Like where you have dozens and dozens of domain objects that you want to persist, and you don't want to spend all your time writing DAO code with SQL in in that is all the same but different.
Enterprise applications are rife with those.
For speed write some hand written SQL to handle those few cases (like batch imports maybe).
Also I found a handy rule:
Only create an association between entities when the entity makes no sense without the other.

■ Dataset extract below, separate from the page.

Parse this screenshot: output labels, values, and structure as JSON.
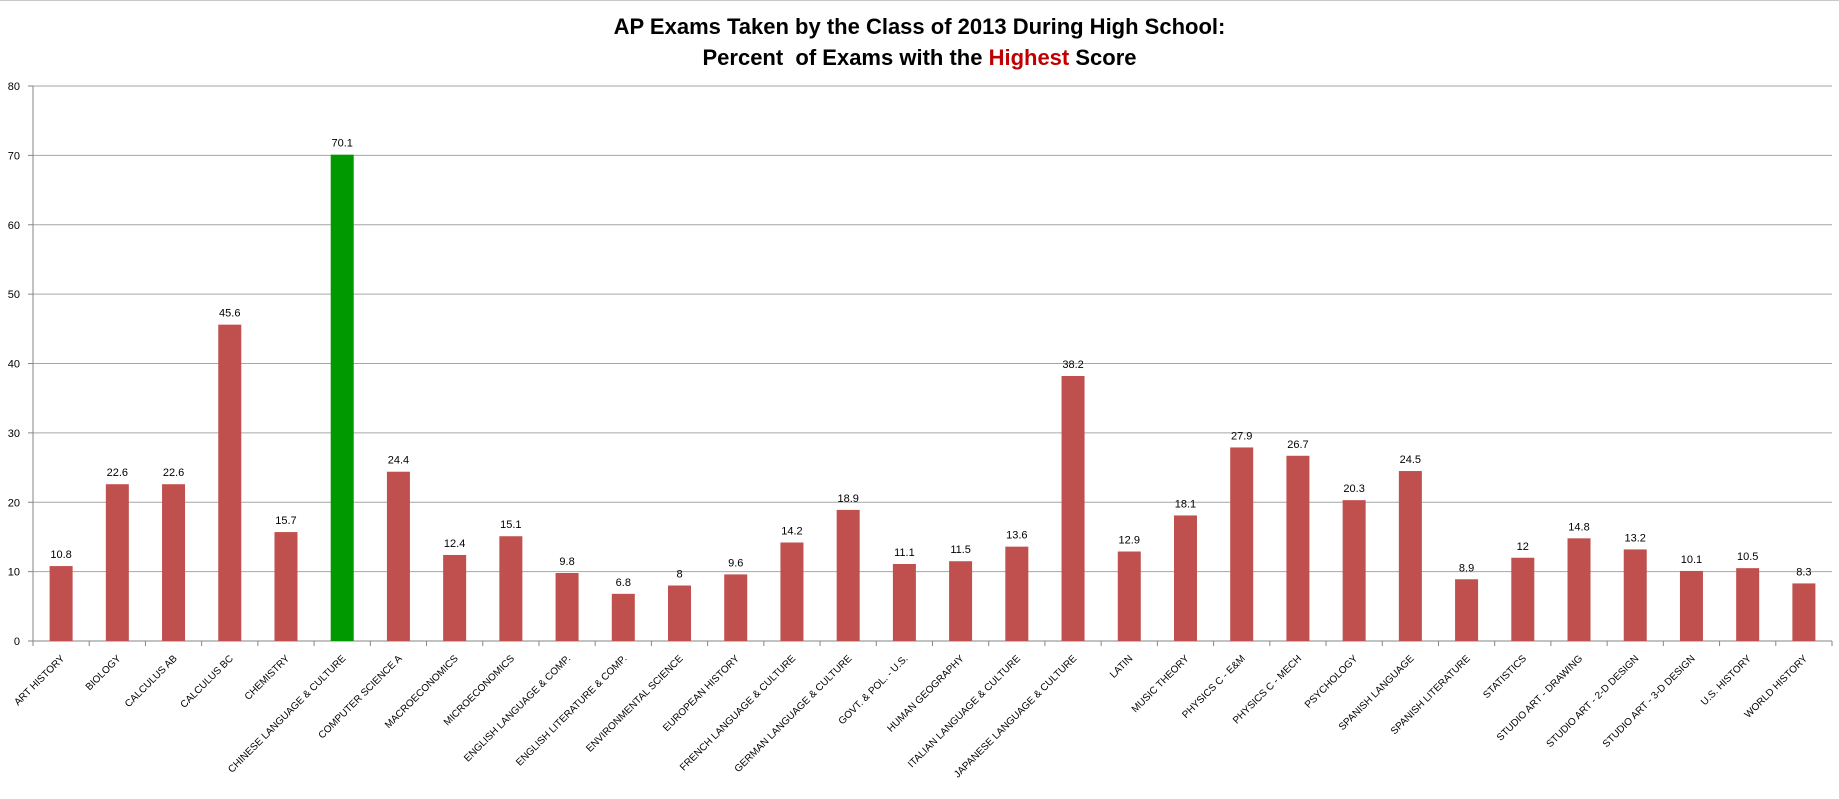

For all other cases split them up and perhaps create aggregates by hand.
While true to a degree, it's worth noting that some languages also reduce the number of types considerably at the same time, and maybe even provide some other conveniences when dealing with types (e.g. automatic interpretation as numeric when used in a numeric operation).
You still have to keep types in your head, but the reduction of types generally makes this non-problematic. Although, as your code grows and you define your own types (either formally through an included system or as ad-hoc data structures), you start needing to keep more types in your head, and this starts eating away at any benefit you had from not having to define them in the first place.
As you create any non-trivial program, you'll likely create some types, whether in C or Perl (as classes). What was initially a benefit in Perl, since you didn't have many typed to keep track of, becomes a liability, as there are more types but still no formal way to ensure they are being used in the correct locations and as expected arguments without runtime checking (and manual checking at that, unless you use a good module to handle a lot of that for you).
That some languages keep types fairly low level (C, with typed relating fairly closely to machine representation) and some are high level (Perl, with each type being a higher level container) is really irrelevant. In the end, they are just labels that codify behavior (size, acceptable methods of use).
In SQL and NoSQL systems, you have the same trade-offs. Do I define everything up-front so I know (presumably) when there's a problem, or do I create the structure ad-hoc as needed and enforce the structure through the function of the application that creates the data?